True film fans, by now, are accustomed to counting the days between Romanian releases. But Police, Adjective, a dazzling new dark comedy from director Corneliu Porumboiu (12:08 East of Bucharest) is something else again. A funny, thought-provoking detective story delivered in deceptively casual vérité, this brilliant freewheeling film concerns a dedicated young detective assigned to watch a teenage boy for the heinous crime of smoking pot.
The cop, who feels the offence is far too minor to warrant prosecution, tries to reason with his superiors: “In the Czech Republic they smoke in the street,” he shrugs. “I’m convinced I a few years the law will change here too.” Denizens of oppressive states where even concoctions thrown together from dandelions and cloves may well smile and shake their weary heads at his naïveté.
What happens next is both banal and farcical.
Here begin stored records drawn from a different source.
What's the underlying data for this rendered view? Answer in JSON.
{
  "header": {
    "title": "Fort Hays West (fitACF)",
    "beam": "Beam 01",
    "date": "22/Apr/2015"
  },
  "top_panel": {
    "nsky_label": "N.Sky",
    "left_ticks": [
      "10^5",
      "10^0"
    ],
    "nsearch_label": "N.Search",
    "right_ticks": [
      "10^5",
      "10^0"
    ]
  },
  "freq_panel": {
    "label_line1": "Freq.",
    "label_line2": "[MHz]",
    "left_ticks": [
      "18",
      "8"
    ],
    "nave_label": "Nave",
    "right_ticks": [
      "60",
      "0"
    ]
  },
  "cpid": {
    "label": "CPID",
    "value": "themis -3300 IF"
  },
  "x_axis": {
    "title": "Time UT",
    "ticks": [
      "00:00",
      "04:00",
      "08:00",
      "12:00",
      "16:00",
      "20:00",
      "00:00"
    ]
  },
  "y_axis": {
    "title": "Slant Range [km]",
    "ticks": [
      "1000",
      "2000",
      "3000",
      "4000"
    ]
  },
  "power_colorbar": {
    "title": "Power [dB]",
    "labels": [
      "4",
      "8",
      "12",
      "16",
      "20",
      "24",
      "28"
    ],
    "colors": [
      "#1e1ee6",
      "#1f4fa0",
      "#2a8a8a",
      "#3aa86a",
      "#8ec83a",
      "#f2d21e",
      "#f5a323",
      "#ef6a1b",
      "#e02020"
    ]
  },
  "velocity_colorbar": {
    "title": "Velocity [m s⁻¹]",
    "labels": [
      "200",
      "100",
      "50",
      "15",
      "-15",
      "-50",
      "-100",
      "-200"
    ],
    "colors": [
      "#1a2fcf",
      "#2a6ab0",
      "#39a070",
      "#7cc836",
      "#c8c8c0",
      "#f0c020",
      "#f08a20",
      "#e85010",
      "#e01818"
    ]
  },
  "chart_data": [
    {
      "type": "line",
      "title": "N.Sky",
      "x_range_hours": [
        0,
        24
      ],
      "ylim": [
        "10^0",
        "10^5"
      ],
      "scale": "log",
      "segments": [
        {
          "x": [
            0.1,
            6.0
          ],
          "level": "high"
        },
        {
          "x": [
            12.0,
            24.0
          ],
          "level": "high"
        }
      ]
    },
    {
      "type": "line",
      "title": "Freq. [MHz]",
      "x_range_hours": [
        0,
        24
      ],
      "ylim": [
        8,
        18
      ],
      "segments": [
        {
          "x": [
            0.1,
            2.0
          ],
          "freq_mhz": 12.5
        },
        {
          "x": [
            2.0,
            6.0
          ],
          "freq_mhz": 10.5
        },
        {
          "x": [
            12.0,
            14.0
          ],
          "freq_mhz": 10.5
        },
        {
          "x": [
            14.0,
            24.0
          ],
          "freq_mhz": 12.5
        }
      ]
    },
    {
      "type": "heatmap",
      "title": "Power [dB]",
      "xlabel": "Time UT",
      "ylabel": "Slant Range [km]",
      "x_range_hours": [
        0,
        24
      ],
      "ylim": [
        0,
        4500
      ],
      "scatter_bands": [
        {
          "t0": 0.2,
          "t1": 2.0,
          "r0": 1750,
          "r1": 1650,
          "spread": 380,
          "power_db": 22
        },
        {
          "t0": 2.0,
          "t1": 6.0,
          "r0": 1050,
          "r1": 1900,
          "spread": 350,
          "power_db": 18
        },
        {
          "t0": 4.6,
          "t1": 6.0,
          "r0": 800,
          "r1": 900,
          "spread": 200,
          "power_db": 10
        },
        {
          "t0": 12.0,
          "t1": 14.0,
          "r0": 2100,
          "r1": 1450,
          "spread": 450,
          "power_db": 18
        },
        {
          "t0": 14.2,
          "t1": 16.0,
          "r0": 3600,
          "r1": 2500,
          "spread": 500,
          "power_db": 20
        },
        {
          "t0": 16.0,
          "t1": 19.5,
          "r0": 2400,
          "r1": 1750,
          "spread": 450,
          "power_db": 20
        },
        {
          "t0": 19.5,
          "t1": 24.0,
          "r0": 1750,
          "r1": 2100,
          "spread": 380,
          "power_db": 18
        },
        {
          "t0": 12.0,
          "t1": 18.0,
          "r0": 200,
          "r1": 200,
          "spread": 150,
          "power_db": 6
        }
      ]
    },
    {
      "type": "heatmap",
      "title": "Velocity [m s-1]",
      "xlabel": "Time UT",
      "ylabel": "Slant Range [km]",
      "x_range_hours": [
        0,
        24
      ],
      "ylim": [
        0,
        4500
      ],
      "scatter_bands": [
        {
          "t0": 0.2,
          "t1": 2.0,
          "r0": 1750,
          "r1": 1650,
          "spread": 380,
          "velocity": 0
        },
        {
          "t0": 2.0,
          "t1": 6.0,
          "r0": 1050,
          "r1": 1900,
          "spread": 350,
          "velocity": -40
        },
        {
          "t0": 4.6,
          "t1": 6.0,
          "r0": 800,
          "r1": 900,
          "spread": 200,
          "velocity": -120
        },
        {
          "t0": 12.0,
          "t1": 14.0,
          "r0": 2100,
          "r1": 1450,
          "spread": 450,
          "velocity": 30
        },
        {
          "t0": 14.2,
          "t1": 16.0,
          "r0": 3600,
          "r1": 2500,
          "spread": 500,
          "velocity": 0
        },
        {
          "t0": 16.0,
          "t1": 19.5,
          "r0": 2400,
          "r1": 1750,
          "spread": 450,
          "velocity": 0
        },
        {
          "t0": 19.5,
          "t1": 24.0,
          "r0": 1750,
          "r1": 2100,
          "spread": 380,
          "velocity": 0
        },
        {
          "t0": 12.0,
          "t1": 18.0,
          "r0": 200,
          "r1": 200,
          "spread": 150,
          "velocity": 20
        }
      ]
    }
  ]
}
It hardly matters that the policeman’s conscience is troubled or that the evidence is entirely circumstantial. In the ludicrous world of legal bureaucracy, there’s no room for sense or rational thinking. The film’s playful use of language furthers the notion that we’re stuck in an illogical mobius loop.
No wonder Police, Adjective scooped the FIPRESCI award and Un Certain Regard at last year’s Cannes film festival and many other gongs since. Don’t miss it.